Even Baidu, the poster child of China’s self-driving ambitions, only gained lackluster support during the outbreak, deploying just two robots for sterilizing the campuses of two colleges in Wuhan, alongside dozens of others in Shanghai, Shenzhen, and Guangzhou. The company claimed one of its invested startups began delivering meals to medical staff in Beijing Haidian Hospital starting Feb. 14.
The industry also faces technological challenges. These vehicles currently face enormous limits in their abilities to operate under certain road and weather conditions. The unpredictable nature of traffic and pedestrians, especially when these vehicles attempt to navigate congested roads within residential communities, present significant challenges to wider adoption. A lack of road markings and bad weather further compound these difficulties.
As Bob Zhang, CTO and co-founder of ride-hailing company Didi, has previously made clear, self-driving technology has a long way to go before it can navigate a wide range of weather conditions safety.
Propelled by machine-learning algorithms and a package of hardware that includes various sensing technologies, a delivery service robot can be quite expensive, with prices starting at RMB 100,000 ($14,220). Fortunately, the cost has declined significantly over the past several years; in the early years of development, JD said in 2017, the outlay (in Chinese) could be as much as RMB 600,000 per robot.
This price tag contrasts sharply with the pay of delivery workers, which ranges from RMB 5,000 to RMB 8,000 per month, according to public information on Chinese job recruiting platforms.
Prospects
Covid-19 has revealed the potential value that autonomous deliveries can play in emergency situations. As Chinese citizens avoided infection by engaging in voluntary isolation, legions of food and grocery delivery drivers became a lifeline, providing a fresh supply of food to millions around the country.
However, there were limits. Many migrant delivery workers had made their yearly trek across the country to their hometowns, leading to a dearth of drivers in major urban centers. With fewer drivers available, deliveries that usually took 30 minutes might now be completed in around two hours.
Costs also increased. In Shanghai, for example, Alibaba’s Hema supermarket charged an additional RMB 6 for deliveries that had previously been free of charge.
The coronavirus outbreak also led to fears over close contact with delivery drivers, who had the potential to unknowingly spread infection to an untold number of other people. In response, companies launched “contactless delivery,” in which orders were left at the entrance of apartment complexes. The model had already been in use at office buildings before the outbreak, but quickly became ubiquitous as the outbreak continued.
In Hubei, the center of the epidemic, the government placed restrictions on deliveries to limit people’s exposure to the disease. Residents in small towns had to contact their party committees to get fresh food and supplies.
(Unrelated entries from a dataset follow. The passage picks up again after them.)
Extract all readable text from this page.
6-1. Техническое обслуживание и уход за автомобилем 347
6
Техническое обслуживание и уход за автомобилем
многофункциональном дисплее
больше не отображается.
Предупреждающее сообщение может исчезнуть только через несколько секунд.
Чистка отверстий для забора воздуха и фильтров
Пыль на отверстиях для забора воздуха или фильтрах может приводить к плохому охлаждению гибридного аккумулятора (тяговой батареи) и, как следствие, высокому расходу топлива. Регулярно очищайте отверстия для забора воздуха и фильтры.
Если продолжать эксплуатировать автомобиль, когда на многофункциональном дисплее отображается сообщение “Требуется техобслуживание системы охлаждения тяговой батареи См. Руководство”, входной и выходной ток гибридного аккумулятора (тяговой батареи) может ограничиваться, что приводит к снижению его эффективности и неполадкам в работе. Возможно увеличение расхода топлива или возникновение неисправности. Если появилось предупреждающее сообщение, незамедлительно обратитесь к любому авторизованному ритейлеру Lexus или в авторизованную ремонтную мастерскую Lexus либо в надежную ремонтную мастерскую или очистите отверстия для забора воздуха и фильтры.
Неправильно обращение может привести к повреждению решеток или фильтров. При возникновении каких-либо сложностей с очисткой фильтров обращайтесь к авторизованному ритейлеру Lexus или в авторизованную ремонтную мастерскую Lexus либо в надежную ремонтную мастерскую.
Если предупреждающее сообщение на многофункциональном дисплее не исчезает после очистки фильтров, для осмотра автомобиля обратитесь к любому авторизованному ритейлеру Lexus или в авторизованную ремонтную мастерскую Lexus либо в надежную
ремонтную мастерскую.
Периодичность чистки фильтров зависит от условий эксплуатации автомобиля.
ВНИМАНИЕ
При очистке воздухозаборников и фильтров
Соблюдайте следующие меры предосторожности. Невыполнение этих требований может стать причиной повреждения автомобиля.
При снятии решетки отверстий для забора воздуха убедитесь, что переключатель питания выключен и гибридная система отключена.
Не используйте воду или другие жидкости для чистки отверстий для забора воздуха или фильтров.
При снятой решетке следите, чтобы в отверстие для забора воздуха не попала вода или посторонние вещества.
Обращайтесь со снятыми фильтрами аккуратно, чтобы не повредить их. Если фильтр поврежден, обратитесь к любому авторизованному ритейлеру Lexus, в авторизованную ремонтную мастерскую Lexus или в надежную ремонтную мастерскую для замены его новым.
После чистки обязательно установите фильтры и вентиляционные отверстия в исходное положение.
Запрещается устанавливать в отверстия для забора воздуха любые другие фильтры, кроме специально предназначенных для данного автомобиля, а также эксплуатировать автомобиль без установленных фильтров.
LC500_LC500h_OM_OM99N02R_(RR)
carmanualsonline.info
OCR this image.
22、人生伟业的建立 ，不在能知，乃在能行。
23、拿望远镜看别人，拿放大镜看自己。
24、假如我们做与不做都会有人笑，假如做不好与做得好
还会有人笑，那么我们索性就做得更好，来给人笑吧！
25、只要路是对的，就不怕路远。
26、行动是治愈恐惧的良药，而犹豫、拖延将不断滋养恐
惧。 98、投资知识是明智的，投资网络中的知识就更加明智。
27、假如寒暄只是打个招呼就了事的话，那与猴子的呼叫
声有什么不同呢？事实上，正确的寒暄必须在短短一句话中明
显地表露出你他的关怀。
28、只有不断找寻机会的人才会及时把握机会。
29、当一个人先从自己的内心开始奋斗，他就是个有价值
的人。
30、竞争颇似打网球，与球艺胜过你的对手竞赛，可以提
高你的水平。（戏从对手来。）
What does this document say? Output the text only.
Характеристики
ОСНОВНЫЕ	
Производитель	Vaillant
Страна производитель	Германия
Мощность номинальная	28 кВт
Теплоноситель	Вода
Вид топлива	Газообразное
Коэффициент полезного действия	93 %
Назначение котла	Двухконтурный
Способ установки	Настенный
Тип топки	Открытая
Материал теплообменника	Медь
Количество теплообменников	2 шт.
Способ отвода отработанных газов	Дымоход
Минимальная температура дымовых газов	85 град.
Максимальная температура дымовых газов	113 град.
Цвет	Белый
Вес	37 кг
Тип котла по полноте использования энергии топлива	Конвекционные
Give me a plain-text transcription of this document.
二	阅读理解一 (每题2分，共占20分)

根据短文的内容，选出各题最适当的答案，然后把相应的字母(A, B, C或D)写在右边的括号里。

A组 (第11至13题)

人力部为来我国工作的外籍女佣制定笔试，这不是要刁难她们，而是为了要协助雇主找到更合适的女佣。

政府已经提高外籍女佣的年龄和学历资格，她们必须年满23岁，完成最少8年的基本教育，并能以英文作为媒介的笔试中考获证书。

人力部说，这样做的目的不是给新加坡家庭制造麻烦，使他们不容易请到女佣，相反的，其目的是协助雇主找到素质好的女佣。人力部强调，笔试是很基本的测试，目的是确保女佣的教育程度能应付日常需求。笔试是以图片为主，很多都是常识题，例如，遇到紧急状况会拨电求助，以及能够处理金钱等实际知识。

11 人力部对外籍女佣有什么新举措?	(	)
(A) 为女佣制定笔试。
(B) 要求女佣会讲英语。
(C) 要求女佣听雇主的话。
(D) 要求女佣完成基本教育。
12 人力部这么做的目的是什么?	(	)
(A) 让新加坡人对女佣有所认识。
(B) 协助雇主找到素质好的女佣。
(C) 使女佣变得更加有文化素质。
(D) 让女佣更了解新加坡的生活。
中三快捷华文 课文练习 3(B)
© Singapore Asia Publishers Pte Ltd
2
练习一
Delivery robots could provide a solution to these problems, and are poised to play an important role in China’s logistics industry. In less than a decade, autonomous vehicles will deliver 80% of all goods, according to the research firm McKinsey. These vehicles could increase efficiency and cut expenses in an industry where last-mile deliveries can constitute up to 12% of costs.
Xia Huaxia, Meituan’s chief scientist, told TechNode last year that machines can also be used to complement the work of delivery people by taking night shifts or working during extreme weather conditions. If a delivery robot’s lifespan is more than three years, he said, the cost of the machine will be lower than the cost of human labor.
Observers expect China’s food-delivery market to explode in the next few years. Meituan, which employed 600,000 drivers as of late last year, predicts that its daily orders will increase by 200% per day. According to Xia, in the second half of 2019, the delivery giant completed 25 million orders every day.